The propagation of machine learning based property prediction methods (e.g. QSAR, QSPR,.…) has lead to the question of the reliability of the prediction. This leads to the development of methods enabling the estimation of the reliability of a model based prediction.

There are two principal approaches in dealing with this demand: estimating the expected derivation from the prediction (e.g. gaussian processes) or classifying each compound whether the model is specified for it or not. The last approach has become known as estimating the applicability domain [1, 2] of a model. One drawback of the different AD estimation methods is that most of them are based on the spatial embedding of the training dataset in the descriptor space. Thus these algorithms are not directly suited in modelling the applicability domain of kernel-based predictors, which are working in a extremely high dimensional implicit feature space.

In this study we examined to what extent a standard descriptor based AD model can be used to describe the applicability domain of an optimal assignment kernel [3] based predictor.
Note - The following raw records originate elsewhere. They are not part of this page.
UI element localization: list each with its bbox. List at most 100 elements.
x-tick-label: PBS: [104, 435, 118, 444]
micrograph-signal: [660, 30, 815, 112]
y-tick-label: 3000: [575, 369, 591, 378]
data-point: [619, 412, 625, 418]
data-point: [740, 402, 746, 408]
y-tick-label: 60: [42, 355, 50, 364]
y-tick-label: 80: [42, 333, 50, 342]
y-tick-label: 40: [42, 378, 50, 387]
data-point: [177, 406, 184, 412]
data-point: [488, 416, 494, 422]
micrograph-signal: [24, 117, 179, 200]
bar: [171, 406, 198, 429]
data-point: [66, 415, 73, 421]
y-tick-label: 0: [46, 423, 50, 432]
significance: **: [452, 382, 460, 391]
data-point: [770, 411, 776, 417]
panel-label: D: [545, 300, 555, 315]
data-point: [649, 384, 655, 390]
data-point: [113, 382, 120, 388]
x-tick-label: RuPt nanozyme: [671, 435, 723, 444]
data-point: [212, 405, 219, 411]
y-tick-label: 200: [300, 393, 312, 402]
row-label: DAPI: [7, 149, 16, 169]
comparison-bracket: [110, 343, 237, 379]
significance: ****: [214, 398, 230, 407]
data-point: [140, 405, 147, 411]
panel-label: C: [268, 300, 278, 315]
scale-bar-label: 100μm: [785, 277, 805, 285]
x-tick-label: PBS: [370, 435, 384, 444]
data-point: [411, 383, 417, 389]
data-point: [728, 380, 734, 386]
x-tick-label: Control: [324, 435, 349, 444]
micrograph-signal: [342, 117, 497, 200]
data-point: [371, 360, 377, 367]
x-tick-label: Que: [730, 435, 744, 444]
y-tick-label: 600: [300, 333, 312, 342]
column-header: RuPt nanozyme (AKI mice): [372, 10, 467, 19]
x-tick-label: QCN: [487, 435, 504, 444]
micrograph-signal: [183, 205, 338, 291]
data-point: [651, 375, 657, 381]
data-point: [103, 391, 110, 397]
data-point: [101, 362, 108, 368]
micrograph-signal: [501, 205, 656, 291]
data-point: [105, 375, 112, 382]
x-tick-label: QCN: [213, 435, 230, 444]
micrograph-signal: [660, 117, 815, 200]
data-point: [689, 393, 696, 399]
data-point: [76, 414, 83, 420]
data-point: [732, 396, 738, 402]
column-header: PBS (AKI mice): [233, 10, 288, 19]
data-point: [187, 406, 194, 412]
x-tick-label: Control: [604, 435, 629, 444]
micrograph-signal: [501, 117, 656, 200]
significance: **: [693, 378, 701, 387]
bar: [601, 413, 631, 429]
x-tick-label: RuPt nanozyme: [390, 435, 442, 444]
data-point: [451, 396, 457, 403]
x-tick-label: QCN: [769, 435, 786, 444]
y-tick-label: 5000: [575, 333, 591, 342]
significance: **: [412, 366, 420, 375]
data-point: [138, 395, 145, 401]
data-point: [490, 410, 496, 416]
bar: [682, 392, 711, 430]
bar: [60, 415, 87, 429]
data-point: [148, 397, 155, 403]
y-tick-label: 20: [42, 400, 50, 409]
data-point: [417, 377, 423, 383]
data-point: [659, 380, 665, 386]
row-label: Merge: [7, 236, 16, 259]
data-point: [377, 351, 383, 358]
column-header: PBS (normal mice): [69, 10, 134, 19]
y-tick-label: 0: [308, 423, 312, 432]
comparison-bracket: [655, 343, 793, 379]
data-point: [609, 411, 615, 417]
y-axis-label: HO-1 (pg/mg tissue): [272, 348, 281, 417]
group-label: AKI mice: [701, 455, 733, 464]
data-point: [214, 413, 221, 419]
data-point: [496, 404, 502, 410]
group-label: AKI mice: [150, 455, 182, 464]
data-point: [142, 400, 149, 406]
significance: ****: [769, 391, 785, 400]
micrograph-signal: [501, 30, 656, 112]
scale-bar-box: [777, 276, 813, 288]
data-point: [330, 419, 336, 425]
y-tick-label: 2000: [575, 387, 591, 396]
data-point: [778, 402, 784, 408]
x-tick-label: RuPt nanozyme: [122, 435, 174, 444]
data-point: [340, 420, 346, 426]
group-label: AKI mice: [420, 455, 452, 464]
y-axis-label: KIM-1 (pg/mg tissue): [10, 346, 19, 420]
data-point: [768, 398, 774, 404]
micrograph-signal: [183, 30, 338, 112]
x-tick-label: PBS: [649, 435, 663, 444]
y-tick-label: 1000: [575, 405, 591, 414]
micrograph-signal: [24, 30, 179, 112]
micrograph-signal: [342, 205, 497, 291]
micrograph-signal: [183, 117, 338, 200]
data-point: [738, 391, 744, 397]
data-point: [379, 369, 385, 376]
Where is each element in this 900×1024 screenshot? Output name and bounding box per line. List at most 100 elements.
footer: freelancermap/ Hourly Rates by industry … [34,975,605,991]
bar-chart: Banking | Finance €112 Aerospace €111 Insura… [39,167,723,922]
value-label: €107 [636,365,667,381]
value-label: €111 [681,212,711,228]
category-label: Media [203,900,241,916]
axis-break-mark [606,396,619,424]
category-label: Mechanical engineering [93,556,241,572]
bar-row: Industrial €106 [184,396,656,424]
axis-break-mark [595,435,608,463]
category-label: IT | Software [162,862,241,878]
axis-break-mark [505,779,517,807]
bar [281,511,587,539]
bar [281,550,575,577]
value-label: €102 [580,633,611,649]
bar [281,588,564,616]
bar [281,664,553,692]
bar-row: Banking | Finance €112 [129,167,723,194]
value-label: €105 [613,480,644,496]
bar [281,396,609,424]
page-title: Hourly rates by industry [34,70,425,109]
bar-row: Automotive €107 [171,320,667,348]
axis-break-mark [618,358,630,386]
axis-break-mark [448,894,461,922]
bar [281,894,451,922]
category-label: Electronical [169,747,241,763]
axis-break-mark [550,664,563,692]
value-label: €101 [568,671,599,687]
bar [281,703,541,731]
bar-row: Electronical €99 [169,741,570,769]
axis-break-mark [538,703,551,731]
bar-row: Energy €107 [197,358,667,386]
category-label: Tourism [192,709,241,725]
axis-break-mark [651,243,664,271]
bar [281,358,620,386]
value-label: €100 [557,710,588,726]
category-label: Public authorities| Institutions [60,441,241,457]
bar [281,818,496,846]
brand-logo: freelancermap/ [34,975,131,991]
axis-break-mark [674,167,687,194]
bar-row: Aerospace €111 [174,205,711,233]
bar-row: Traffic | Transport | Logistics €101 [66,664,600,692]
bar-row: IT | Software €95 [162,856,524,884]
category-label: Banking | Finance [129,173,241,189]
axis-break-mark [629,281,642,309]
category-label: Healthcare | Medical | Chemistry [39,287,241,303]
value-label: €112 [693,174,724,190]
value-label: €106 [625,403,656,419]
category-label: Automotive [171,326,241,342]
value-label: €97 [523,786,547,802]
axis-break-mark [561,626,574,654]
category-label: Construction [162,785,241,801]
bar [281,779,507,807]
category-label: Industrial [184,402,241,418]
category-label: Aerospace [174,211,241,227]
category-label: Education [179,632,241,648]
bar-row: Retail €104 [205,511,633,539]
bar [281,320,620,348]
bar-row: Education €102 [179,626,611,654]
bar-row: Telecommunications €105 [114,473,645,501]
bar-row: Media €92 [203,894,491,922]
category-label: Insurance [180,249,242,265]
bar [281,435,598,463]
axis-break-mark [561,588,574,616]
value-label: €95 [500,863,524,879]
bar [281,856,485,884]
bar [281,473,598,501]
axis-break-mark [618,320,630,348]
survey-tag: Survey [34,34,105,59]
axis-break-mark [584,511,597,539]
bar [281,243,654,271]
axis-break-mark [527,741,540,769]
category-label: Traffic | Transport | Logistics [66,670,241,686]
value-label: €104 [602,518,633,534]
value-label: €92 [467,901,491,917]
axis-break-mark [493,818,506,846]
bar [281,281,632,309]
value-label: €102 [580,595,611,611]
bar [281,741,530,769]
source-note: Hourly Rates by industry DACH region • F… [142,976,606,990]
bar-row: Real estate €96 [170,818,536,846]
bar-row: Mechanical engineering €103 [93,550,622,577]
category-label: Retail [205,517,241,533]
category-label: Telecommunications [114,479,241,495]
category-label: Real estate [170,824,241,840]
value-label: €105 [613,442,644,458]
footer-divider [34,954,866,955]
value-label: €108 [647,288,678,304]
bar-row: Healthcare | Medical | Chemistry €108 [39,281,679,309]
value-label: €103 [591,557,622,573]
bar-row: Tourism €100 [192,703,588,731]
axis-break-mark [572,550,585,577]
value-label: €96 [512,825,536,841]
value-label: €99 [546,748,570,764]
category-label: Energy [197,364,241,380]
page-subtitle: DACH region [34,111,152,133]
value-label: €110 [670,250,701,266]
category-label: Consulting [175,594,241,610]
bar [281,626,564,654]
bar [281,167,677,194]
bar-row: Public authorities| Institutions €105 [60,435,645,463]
We split the popular Huuskonen [4] logS dataset 2:1 in a training and a test set and compared some standard AD methods [1, 2] (range-based, convex hull, leverage,…) regarding the correlation of the estimated AD with the test error. The results indicate that it is possible to estimate the applicability domain of a kernel based model using classical descriptor encodings of the molecules. Furthermore the results show that there are significant differences between the different methods. In our application the geometrical convex hull approach was superior.